Stochastic search strategies plays an important role in terms of facing environmental uncertainty. Therefore, the present paper pretends to uncover the most insightful directional rules inspired by stochastic methods, statistical physics and random walks. Likewise, we consider these strategies as an emergent phenomenon (formation of global patterns from solely local interactions) which is a frequent and fascinating theme in the scientific literature both popular and academic.
The aim of this paper is to examine existing techniques and do a comprehensive analysis to understand state-of-the-art, trends and research gaps. It is important to mention that these strategies can be used in the field of robotics as exploration and discovery algorithms with the aim to speeding up searching tasks.

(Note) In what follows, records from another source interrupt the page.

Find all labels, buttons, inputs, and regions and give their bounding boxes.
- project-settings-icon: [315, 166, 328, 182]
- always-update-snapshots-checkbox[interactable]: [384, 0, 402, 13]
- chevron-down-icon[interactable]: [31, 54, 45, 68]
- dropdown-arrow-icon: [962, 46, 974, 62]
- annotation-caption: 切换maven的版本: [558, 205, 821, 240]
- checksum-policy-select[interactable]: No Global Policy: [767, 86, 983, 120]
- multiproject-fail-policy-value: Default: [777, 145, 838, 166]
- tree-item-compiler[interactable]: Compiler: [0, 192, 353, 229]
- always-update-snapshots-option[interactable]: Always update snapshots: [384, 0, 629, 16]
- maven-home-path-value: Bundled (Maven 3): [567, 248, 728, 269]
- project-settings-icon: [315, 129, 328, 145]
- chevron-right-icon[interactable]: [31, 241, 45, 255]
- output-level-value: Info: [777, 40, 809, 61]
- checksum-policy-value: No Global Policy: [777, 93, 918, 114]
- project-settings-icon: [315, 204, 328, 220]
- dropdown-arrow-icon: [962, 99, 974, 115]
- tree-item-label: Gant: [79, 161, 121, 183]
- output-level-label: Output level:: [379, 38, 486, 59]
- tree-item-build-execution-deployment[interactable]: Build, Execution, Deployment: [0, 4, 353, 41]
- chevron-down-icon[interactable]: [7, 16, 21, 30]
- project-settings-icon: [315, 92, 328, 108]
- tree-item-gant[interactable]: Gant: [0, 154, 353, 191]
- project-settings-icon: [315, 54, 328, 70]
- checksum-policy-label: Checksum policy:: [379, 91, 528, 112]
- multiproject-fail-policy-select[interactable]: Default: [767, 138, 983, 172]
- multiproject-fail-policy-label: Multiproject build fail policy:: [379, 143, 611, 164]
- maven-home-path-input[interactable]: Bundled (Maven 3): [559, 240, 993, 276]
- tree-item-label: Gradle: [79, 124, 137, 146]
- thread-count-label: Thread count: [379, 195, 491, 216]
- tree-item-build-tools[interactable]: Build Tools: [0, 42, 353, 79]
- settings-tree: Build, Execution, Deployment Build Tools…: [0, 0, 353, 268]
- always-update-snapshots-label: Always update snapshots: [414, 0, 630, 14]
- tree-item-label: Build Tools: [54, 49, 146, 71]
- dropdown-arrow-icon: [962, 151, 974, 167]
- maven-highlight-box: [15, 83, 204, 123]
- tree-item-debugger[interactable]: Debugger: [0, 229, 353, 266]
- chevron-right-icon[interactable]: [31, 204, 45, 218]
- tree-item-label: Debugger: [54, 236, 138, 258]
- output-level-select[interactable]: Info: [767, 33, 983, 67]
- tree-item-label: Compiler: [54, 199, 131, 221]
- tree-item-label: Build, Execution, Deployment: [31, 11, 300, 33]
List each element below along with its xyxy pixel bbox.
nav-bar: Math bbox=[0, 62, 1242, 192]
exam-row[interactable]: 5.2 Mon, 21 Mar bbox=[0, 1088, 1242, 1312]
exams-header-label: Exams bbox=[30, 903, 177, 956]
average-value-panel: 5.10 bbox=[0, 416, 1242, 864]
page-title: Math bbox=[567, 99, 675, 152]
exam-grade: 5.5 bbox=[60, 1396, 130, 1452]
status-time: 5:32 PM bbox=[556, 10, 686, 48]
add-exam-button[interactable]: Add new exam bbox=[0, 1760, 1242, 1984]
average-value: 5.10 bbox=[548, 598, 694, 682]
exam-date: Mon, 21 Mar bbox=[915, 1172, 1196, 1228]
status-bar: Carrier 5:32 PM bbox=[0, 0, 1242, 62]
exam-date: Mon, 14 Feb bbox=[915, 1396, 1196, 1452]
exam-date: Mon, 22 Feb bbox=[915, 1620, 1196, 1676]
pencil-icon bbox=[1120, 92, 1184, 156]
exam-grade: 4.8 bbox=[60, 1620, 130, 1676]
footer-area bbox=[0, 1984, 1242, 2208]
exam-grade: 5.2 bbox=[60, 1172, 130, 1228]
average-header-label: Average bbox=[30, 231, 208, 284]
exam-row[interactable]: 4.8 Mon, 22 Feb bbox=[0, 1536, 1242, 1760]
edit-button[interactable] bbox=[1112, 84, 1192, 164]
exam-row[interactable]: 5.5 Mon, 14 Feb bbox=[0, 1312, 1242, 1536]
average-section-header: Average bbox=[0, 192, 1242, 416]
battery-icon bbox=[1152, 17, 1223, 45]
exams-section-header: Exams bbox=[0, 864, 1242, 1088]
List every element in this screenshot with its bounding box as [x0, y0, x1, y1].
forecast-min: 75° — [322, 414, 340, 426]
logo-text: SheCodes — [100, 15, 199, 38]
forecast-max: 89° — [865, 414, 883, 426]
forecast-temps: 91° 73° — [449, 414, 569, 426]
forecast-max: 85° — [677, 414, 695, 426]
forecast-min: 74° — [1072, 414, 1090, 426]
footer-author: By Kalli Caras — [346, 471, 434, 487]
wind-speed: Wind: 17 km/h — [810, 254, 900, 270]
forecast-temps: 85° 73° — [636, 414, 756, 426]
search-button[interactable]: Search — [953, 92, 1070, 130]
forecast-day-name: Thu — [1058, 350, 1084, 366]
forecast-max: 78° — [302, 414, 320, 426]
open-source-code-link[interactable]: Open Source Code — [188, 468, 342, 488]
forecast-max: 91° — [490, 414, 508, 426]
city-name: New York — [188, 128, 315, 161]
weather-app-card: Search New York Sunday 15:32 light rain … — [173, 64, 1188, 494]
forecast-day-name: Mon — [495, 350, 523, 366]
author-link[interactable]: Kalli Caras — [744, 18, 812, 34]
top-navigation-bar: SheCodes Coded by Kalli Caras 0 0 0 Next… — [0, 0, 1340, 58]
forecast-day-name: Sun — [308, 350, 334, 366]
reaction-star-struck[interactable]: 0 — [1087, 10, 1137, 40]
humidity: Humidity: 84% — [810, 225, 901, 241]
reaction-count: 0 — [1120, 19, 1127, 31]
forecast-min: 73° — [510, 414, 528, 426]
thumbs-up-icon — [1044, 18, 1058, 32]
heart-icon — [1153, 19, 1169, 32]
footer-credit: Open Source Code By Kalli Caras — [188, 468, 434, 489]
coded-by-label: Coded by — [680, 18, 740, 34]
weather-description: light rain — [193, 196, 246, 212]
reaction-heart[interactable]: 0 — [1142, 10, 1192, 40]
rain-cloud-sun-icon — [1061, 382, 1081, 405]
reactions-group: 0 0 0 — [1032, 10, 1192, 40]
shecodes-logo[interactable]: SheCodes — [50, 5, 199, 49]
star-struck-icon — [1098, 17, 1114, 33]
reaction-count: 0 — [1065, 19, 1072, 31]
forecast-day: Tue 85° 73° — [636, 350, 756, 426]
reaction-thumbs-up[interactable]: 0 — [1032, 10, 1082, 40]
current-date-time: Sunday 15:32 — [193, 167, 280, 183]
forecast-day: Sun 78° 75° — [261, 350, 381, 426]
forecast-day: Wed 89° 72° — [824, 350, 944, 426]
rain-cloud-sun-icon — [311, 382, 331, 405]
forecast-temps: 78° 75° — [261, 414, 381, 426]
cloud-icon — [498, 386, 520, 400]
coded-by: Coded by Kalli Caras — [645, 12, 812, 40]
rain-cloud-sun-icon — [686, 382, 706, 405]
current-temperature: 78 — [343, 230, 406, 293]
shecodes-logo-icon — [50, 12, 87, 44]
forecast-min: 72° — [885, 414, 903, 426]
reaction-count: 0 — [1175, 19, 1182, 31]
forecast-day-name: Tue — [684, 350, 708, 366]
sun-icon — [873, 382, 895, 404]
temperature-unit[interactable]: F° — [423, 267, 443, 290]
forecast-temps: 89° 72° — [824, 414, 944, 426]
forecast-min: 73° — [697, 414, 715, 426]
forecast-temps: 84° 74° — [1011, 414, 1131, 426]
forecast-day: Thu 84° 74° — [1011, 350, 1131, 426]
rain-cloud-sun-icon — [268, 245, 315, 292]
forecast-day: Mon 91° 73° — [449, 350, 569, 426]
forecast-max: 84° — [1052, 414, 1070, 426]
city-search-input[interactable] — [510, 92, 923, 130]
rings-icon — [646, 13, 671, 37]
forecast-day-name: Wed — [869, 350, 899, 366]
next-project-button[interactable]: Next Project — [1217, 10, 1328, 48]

Stochastic search strategies are mainly inspired by optimal foraging theory which involves animal search behavior as an alternative for facing highly dynamic environments. Thus, these strategies can be viewed as a correlated process which may consists of displacements only broken by successive reorientation events. Strategies such as: Lévy walk, ballistic motion and correlated random walk are well known examples of foraging strategies, which are subject to statistical properties derived from Lévy stochastic processes.
Recent evidence suggests that search strategies are mainly related to availability, quality and quantity of publicly accessible data on animal movement and Artificial Intelligence techniques. Recently, synthetic experiments have shown that what really matters is where the explorer diffuses, not the manner by which the explorer gets there. We therefore, decided to concentrate on what we considered to be some of the more significant developments in stochastic search models. It is important to mention that for organization purposes, we have split in two categories as follows: stochastic rules and directional rules (taxes).